THE ATONEMENT
From PRIMARY TRUTHS OF THE FAITH
THE whole Word of God proclaims the truth of atonement
made and reconciliation secured by the blood of Christ. The simpler our faith
is in this great truth, the happier we shall be. Reconciliation implies a
change of our condition towards God. No longer at a distance, but brought nigh;
no longer in a state of enmity, but at peace with Him. This is the believing
sinner's condition. And this condition of peace rests on the fact, that God has
found His satisfaction in what Christ has done by His death on the Cross. But
for this, that God's just demand has been met and His righteous claims
answered, there could have been no reconciliation and no peace. Therefore God
has published His satisfaction in the Cross of Christ in the fullest manner, by
the mouth of many witnesses, that all His demands have been fully met in the
work of Christ. The rent vail declares it. The empty sepulchre declares it. The
ascension of Christ and the presence of the Holy Ghost, sent from the glorified
Lord, declare that all God's demands have been met in and by the Cross. And it
is the blood of the Lamb alone, that is presented by God to a sinner's faith,
and which alone he apprehends and trusts, as the means of his reconciliation
and the cause of his peace. This the whole Word of God proclaims from first to
last.
No sooner had sin entered Eden, than the sacrifice which had been
prepared in the eternal counsels, was revealed. The Seed of the woman was to
bruise the serpent's head, and this through the bruising of His heel. Thus the
first promise published the death of Christ, as the only hope of fallen man,
and Adam came forth from his covert, trusting himself to its virtue.
When the full time had come for the public display of redemption, and of
Israel's deliverance from death and judgment, again it was the blood on the
doorposts of the Hebrew houses in Egypt (Exod. xii. 13), that was their
shelter.
And the witness of the New Testament is according to the same
principle. In the Lord's discourse in the sixth of John, He speaks of Himself
as the True Bread from heaven, but declares that only by eating His flesh and
drinking His blood - that is receiving Him as crucified - was life possessed.

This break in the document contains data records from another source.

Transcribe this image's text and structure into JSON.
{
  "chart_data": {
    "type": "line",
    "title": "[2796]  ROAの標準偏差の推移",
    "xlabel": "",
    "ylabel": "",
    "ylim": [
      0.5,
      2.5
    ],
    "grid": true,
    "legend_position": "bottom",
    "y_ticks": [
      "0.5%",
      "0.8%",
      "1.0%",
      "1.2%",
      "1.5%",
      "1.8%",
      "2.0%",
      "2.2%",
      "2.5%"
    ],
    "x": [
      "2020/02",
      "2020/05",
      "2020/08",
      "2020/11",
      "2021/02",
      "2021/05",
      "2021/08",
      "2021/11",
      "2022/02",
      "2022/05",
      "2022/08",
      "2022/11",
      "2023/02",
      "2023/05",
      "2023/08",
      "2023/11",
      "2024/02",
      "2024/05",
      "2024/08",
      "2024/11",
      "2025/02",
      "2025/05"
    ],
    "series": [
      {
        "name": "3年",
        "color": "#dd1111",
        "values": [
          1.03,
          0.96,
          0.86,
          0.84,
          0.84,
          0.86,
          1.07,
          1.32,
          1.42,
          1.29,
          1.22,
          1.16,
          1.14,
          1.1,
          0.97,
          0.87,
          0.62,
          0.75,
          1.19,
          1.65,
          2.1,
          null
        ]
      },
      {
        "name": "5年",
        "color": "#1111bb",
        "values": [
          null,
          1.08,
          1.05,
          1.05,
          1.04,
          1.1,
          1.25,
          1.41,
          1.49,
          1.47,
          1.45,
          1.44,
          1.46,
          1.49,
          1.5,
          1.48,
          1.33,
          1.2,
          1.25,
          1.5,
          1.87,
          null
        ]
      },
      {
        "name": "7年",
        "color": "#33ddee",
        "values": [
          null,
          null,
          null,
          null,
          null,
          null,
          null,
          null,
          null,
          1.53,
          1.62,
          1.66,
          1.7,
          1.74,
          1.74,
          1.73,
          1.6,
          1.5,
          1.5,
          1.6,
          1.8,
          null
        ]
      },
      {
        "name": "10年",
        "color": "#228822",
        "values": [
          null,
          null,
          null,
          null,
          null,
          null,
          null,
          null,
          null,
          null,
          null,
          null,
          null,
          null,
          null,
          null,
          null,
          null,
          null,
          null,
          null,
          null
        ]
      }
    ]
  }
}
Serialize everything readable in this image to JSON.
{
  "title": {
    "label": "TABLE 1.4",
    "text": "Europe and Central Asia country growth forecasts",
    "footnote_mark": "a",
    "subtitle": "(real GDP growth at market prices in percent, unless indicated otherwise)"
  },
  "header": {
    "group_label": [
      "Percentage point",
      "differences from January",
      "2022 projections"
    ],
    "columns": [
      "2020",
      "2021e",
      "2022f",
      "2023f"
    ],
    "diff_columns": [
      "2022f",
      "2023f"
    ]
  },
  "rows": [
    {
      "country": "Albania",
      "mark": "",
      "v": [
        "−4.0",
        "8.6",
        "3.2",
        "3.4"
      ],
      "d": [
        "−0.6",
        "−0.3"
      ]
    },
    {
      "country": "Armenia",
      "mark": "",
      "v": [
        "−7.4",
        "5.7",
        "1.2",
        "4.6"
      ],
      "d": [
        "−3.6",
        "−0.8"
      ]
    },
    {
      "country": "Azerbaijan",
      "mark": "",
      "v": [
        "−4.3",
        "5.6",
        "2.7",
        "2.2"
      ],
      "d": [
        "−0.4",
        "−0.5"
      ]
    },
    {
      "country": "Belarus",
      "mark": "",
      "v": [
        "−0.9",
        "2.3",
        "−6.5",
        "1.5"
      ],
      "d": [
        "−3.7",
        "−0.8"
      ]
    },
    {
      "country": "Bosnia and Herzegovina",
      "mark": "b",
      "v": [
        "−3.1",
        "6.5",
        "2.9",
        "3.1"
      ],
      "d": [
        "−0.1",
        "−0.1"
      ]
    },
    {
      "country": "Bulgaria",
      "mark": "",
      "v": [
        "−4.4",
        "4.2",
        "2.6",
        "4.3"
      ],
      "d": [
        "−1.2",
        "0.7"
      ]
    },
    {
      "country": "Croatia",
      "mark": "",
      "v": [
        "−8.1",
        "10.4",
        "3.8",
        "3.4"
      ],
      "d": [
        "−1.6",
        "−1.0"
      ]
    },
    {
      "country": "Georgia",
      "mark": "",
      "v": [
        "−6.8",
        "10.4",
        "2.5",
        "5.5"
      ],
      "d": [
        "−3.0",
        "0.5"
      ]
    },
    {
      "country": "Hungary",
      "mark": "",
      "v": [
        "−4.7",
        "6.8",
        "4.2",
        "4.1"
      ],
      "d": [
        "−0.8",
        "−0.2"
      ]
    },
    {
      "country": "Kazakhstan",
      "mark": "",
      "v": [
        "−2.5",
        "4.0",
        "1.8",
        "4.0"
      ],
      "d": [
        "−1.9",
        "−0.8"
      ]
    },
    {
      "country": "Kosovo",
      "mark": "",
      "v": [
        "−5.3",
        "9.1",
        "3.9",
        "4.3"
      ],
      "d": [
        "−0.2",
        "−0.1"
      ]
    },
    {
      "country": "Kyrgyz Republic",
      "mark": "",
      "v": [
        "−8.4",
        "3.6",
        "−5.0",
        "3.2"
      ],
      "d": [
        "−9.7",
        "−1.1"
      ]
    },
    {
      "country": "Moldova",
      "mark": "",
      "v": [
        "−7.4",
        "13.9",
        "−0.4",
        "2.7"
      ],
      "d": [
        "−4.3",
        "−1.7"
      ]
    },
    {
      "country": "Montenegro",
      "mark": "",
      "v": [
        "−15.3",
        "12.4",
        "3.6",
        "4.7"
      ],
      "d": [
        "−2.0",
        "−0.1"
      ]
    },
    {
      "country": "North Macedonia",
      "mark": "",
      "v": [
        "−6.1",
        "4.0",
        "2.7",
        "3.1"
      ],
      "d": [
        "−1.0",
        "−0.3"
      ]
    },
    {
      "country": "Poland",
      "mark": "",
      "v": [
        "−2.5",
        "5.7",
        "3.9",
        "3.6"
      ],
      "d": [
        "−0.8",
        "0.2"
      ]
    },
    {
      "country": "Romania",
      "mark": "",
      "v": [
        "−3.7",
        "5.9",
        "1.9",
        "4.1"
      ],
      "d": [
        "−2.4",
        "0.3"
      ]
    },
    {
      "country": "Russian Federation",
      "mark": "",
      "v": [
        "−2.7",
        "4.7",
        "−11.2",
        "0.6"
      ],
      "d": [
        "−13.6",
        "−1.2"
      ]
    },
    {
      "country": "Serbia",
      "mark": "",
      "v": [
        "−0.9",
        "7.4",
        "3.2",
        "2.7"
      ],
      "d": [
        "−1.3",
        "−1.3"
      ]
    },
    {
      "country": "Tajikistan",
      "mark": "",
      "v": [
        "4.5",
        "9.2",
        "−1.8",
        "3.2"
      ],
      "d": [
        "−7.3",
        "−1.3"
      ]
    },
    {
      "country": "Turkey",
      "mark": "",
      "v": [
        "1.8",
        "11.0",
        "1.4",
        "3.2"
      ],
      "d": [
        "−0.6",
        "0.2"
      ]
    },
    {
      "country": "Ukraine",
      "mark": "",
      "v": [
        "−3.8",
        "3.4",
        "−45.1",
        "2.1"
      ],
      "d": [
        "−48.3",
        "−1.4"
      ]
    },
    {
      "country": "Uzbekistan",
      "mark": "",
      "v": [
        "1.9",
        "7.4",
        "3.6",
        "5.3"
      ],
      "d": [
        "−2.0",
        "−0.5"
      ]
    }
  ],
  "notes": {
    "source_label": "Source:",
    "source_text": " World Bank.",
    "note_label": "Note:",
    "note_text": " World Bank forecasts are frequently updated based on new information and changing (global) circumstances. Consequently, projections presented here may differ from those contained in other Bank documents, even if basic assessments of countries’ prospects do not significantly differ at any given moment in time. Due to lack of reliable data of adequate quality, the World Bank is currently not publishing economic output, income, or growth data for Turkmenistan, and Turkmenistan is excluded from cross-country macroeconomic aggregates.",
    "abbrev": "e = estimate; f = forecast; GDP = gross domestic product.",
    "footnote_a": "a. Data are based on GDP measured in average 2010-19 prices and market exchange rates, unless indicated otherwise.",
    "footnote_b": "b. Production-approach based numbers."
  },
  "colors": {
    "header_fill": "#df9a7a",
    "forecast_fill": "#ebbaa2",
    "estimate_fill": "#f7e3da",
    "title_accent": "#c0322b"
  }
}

And in the night of the institution of the Supper (Luke xxii.), He presents
Himself to the disciples as the Victim, whose body is symbolised in the bread
and whose shed blood is set forth in the cup. Although then the living Christ
in their midst, He presents Himself to them crucified and slain, as the Object
of their faith and the title of all blessing.
The Epistles tell the
same truth. The tenth of Hebrews is full of it. The offering up of the body of
Christ is that through which atonement is made, sins purged, and the believing
sinner sanctified.
And if God thus proclaims His satisfaction in the
work of the Cross, faith so apprehends and receives it. The fifty-third chapter
of Isaiah bears witness to this. There, the faith of the awakened Israel finds
in the Cross, the ground of their pardon and their peace. They discover that
their healing is by His stripes, their peace in His chastisement there. The
faith of apostles and saints, finds its resting place in that same death.
Peter, the apostle of the circumcision, confesses his own and his brethren's
faith, in the words, "Who His own self bare our sins in His own body on the
tree" (I Pet. ii. 24). And Paul, the apostle of the Gentiles, finds the spring
of his life of faith in the Son of God, of whom he says-" Who loved me and gave
Himself for me" (Gal. ii. 20), while John testifies "the blood of Jesus Christ,
His Son, cleanseth us from all sin" (I John i. 7). Thus through all Scripture,
patriarchial Mosaic, prophetic, evangelic, apostolic, the Lamb provided by God,
sacrificed on the Cross, accepted in heaven, and received by faith through the
drawing of the Holy Ghost, is the sinner's rest and peace. And what has thus
been given in grace and accepted by faith, is to be celebrated for ever in
glory. The saints who are there, while yet on earth, had sung, unto "Him that
loved us and washed us from our sins in His own blood" (Rev. i. 5), and after
their translation to the home of glory in heaven they still sing -"Thou art
worthy to take the book and to open the seals thereof; for Thou wast slain and
hast redeemed us to God by Thy blood" (Rev. v. 9). Thus, whether it be as
sinners saved by grace, yet in mortal bodies, and in pilgrim militant
conditions, or as saints glorified in the heavens, "the blood of the Lamb" in
the common spring of their joy and confessed title to all blessing.